Segundo a mídia local, essa situação ocorre porque os territórios dependem de auxílio estadual e federal para gerenciar e descartar adequadamente os resíduos gerados pelos terremotos.

Os prefeitos das aldeias afetadas temem que, se não houver ação urgente para remover os detritos, a situação levará a um problema ambiental e de saúde pública, disse o jornal El Nuevo Día.

Desde 28 de dezembro do ano passado, um enxame sísmico afeta a ilha, o mais poderoso foi o de 6,4 na escala Richter que ocorreu em 7 de janeiro.

O fenômeno, considerado o mais forte em um século, causou morte e graves danos no sul e sudoeste do país, principalmente em Guayanilla, Yauco, Guánica e Ponce.

No dia anterior, dezenas de pessoas chegaram à interseção entre as ruas de Cristo e Fortaleza, em Old San Juan, para protestar contra a resposta do governo aos terremotos no início do ano, as políticas de austeridade e a administração da governadora Wanda Vázquez.

Ao falar com os manifestantes, Shariana Ferrer, porta-voz do Coletivo Feminista na Construção, alertou que os principais problemas do governo e da sociedade porto-riquenha em geral são de origem política.

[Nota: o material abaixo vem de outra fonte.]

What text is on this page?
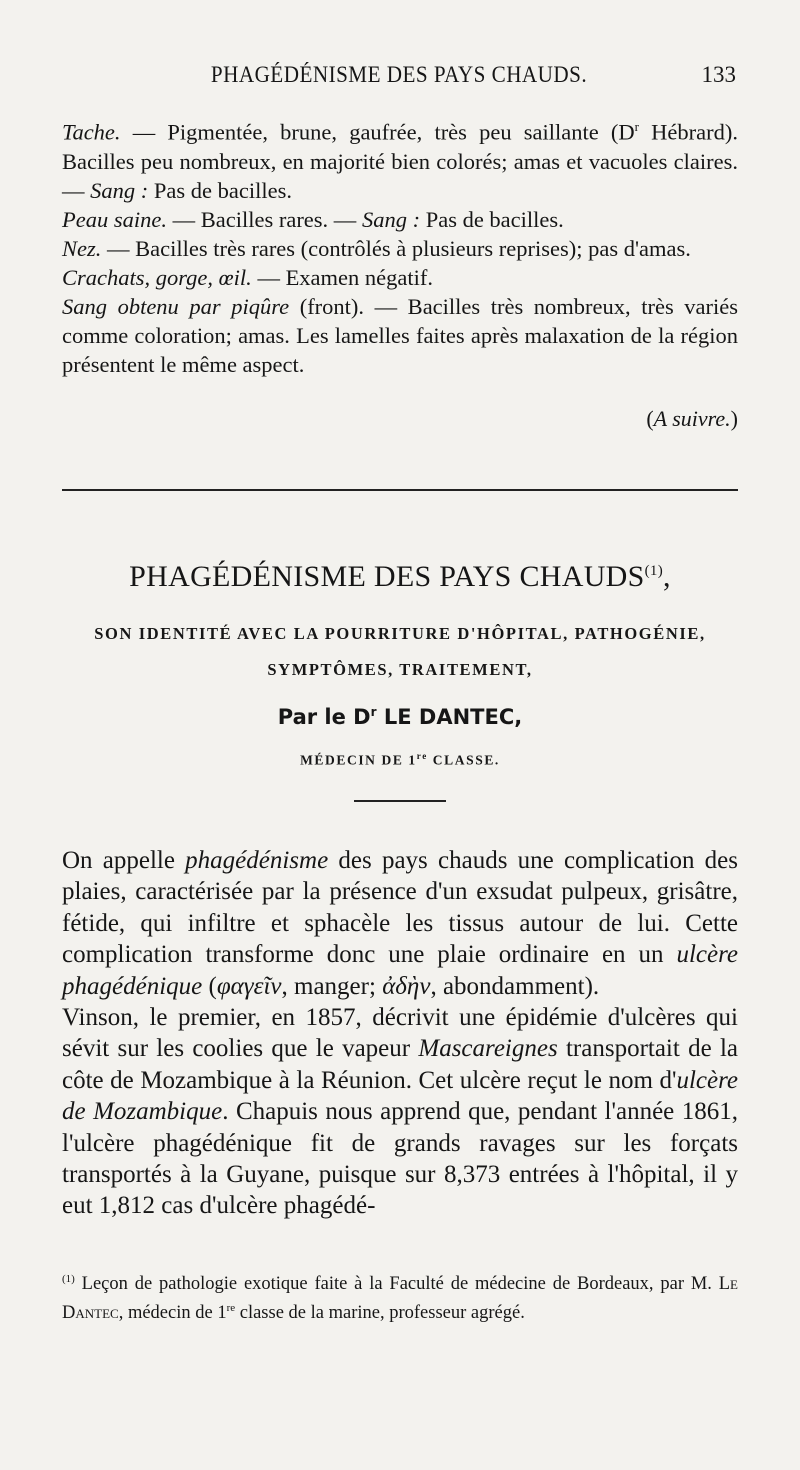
PHAGÉDÉNISME DES PAYS CHAUDS.	133

Tache. — Pigmentée, brune, gaufrée, très peu saillante ($D^r$ Hébrard). Bacilles peu nombreux, en majorité bien colorés; amas et vacuoles claires. — Sang : Pas de bacilles.

Peau saine. — Bacilles rares. — Sang : Pas de bacilles.

Nez. — Bacilles très rares (contrôlés à plusieurs reprises); pas d'amas.

Crachats, gorge, œil. — Examen négatif.

Sang obtenu par piqûre (front). — Bacilles très nombreux, très variés comme coloration; amas. Les lamelles faites après malaxation de la région présentent le même aspect.

(A suivre.)
PHAGÉDÉNISME DES PAYS CHAUDS$^{(1)}$,
SON IDENTITÉ AVEC LA POURRITURE D'HÔPITAL, PATHOGÉNIE,
SYMPTÔMES, TRAITEMENT,
Par le $D^r$ LE DANTEC,
MÉDECIN DE 1re CLASSE.

On appelle phagédénisme des pays chauds une complication des plaies, caractérisée par la présence d'un exsudat pulpeux, grisâtre, fétide, qui infiltre et sphacèle les tissus autour de lui. Cette complication transforme donc une plaie ordinaire en un ulcère phagédénique (φαγεῖν, manger; ἀδὴν, abondamment).

Vinson, le premier, en 1857, décrivit une épidémie d'ulcères qui sévit sur les coolies que le vapeur Mascareignes transportait de la côte de Mozambique à la Réunion. Cet ulcère reçut le nom d'ulcère de Mozambique. Chapuis nous apprend que, pendant l'année 1861, l'ulcère phagédénique fit de grands ravages sur les forçats transportés à la Guyane, puisque sur 8,373 entrées à l'hôpital, il y eut 1,812 cas d'ulcère phagédé-

$^{(1)}$ Leçon de pathologie exotique faite à la Faculté de médecine de Bordeaux, par M. Le Dantec, médecin de 1re classe de la marine, professeur agrégé.
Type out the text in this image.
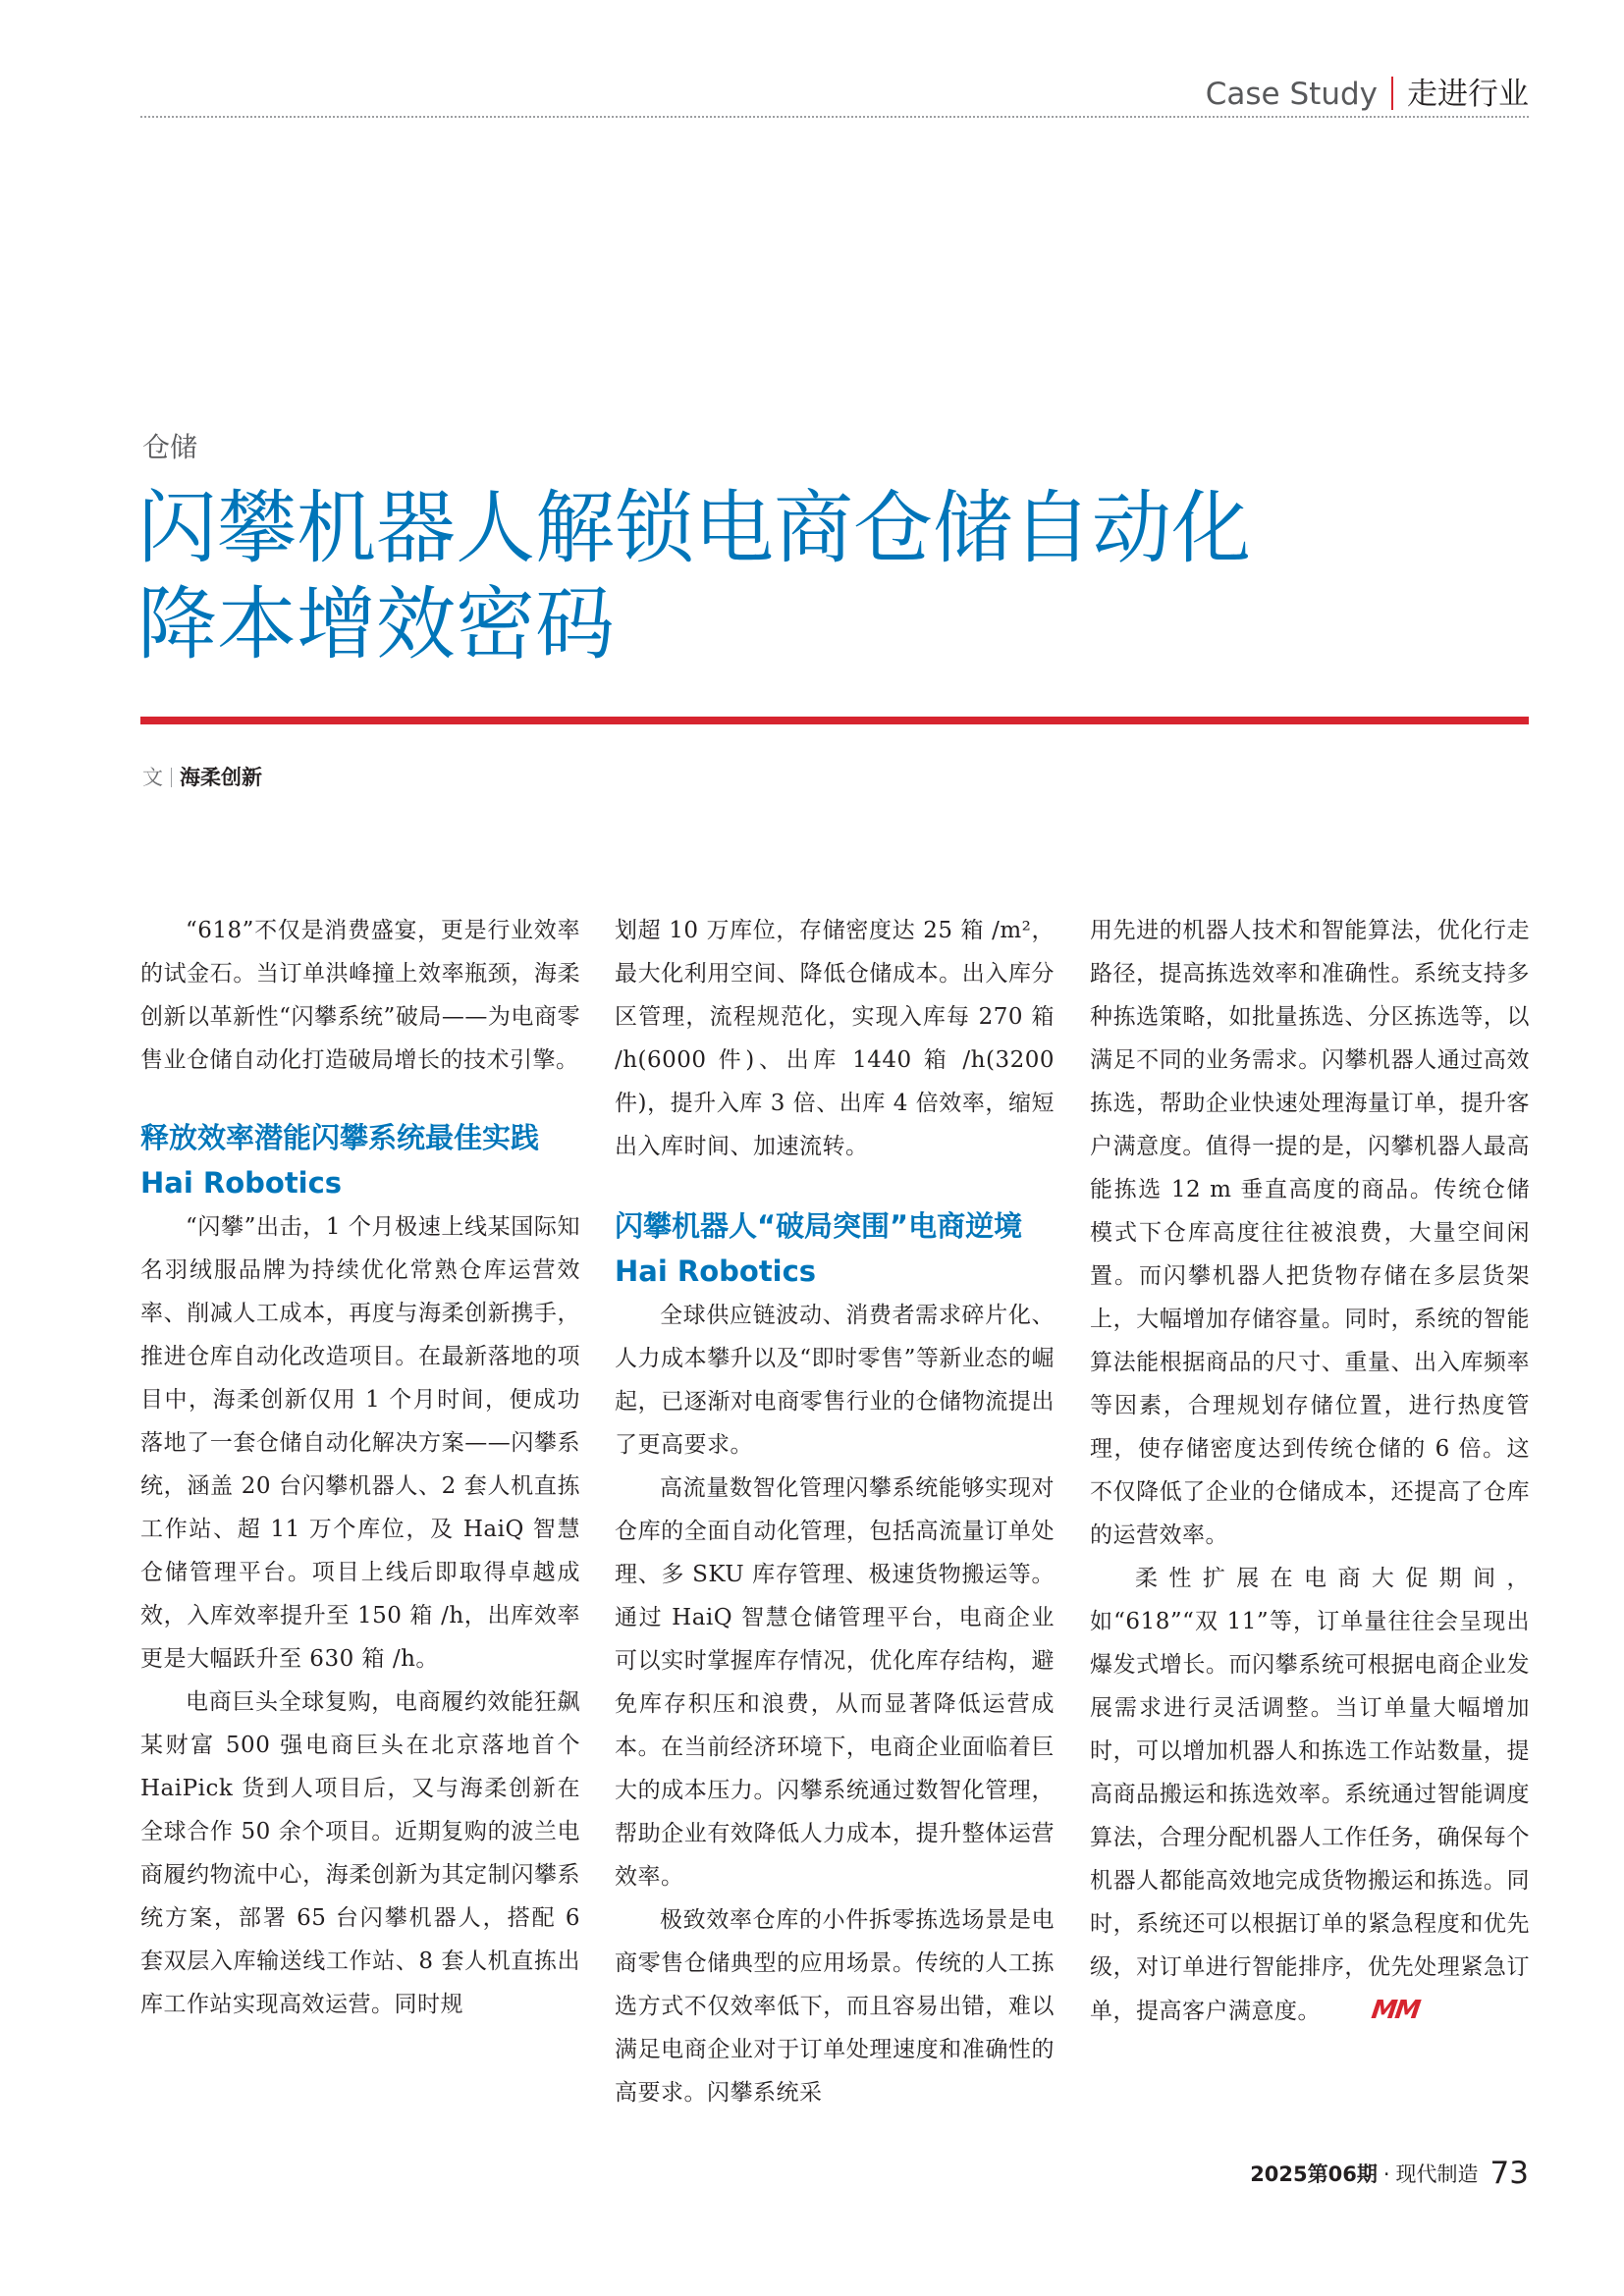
Case Study 走进行业
仓储
闪攀机器人解锁电商仓储自动化
降本增效密码
文 海柔创新

“618”不仅是消费盛宴，更是行业效率的试金石。当订单洪峰撞上效率瓶颈，海柔创新以革新性“闪攀系统”破局——为电商零售业仓储自动化打造破局增长的技术引擎。

释放效率潜能闪攀系统最佳实践 Hai Robotics

“闪攀”出击，1 个月极速上线某国际知名羽绒服品牌为持续优化常熟仓库运营效率、削减人工成本，再度与海柔创新携手，推进仓库自动化改造项目。在最新落地的项目中，海柔创新仅用 1 个月时间，便成功落地了一套仓储自动化解决方案——闪攀系统，涵盖 20 台闪攀机器人、2 套人机直拣工作站、超 11 万个库位，及 HaiQ 智慧仓储管理平台。项目上线后即取得卓越成效，入库效率提升至 150 箱 /h，出库效率更是大幅跃升至 630 箱 /h。

电商巨头全球复购，电商履约效能狂飙某财富 500 强电商巨头在北京落地首个 HaiPick 货到人项目后，又与海柔创新在全球合作 50 余个项目。近期复购的波兰电商履约物流中心，海柔创新为其定制闪攀系统方案，部署 65 台闪攀机器人，搭配 6 套双层入库输送线工作站、8 套人机直拣出库工作站实现高效运营。同时规

划超 10 万库位，存储密度达 25 箱 /m²，最大化利用空间、降低仓储成本。出入库分区管理，流程规范化，实现入库每 270 箱 /h(6000 件)、出库 1440 箱 /h(3200 件)，提升入库 3 倍、出库 4 倍效率，缩短出入库时间、加速流转。

闪攀机器人“破局突围”电商逆境 Hai Robotics

全球供应链波动、消费者需求碎片化、人力成本攀升以及“即时零售”等新业态的崛起，已逐渐对电商零售行业的仓储物流提出了更高要求。

高流量数智化管理闪攀系统能够实现对仓库的全面自动化管理，包括高流量订单处理、多 SKU 库存管理、极速货物搬运等。通过 HaiQ 智慧仓储管理平台，电商企业可以实时掌握库存情况，优化库存结构，避免库存积压和浪费，从而显著降低运营成本。在当前经济环境下，电商企业面临着巨大的成本压力。闪攀系统通过数智化管理，帮助企业有效降低人力成本，提升整体运营效率。

极致效率仓库的小件拆零拣选场景是电商零售仓储典型的应用场景。传统的人工拣选方式不仅效率低下，而且容易出错，难以满足电商企业对于订单处理速度和准确性的高要求。闪攀系统采

用先进的机器人技术和智能算法，优化行走路径，提高拣选效率和准确性。系统支持多种拣选策略，如批量拣选、分区拣选等，以满足不同的业务需求。闪攀机器人通过高效拣选，帮助企业快速处理海量订单，提升客户满意度。值得一提的是，闪攀机器人最高能拣选 12 m 垂直高度的商品。传统仓储模式下仓库高度往往被浪费，大量空间闲置。而闪攀机器人把货物存储在多层货架上，大幅增加存储容量。同时，系统的智能算法能根据商品的尺寸、重量、出入库频率等因素，合理规划存储位置，进行热度管理，使存储密度达到传统仓储的 6 倍。这不仅降低了企业的仓储成本，还提高了仓库的运营效率。

柔性扩展在电商大促期间，如“618”“双 11”等，订单量往往会呈现出爆发式增长。而闪攀系统可根据电商企业发展需求进行灵活调整。当订单量大幅增加时，可以增加机器人和拣选工作站数量，提高商品搬运和拣选效率。系统通过智能调度算法，合理分配机器人工作任务，确保每个机器人都能高效地完成货物搬运和拣选。同时，系统还可以根据订单的紧急程度和优先级，对订单进行智能排序，优先处理紧急订单，提高客户满意度。 MM

2025第06期 · 现代制造 73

Nesse sentido, ele insistia que o povo retomasse os espaços de poder para direcionar as soluções. ‘Este navio afundou e todos os políticos que o afundaram precisam afundar’, disse o ativista no início do protesto.

Ele também lembrou que, enquanto as vítimas do terremoto estavam em necessidade, o governo mantinha armazéns cheios de suprimentos.

Ao mesmo tempo, ele exigiu que uma moratória fosse estabelecida sobre despejos e pagamentos de empréstimos hipotecários, pois centenas de pessoas perderam suas casas.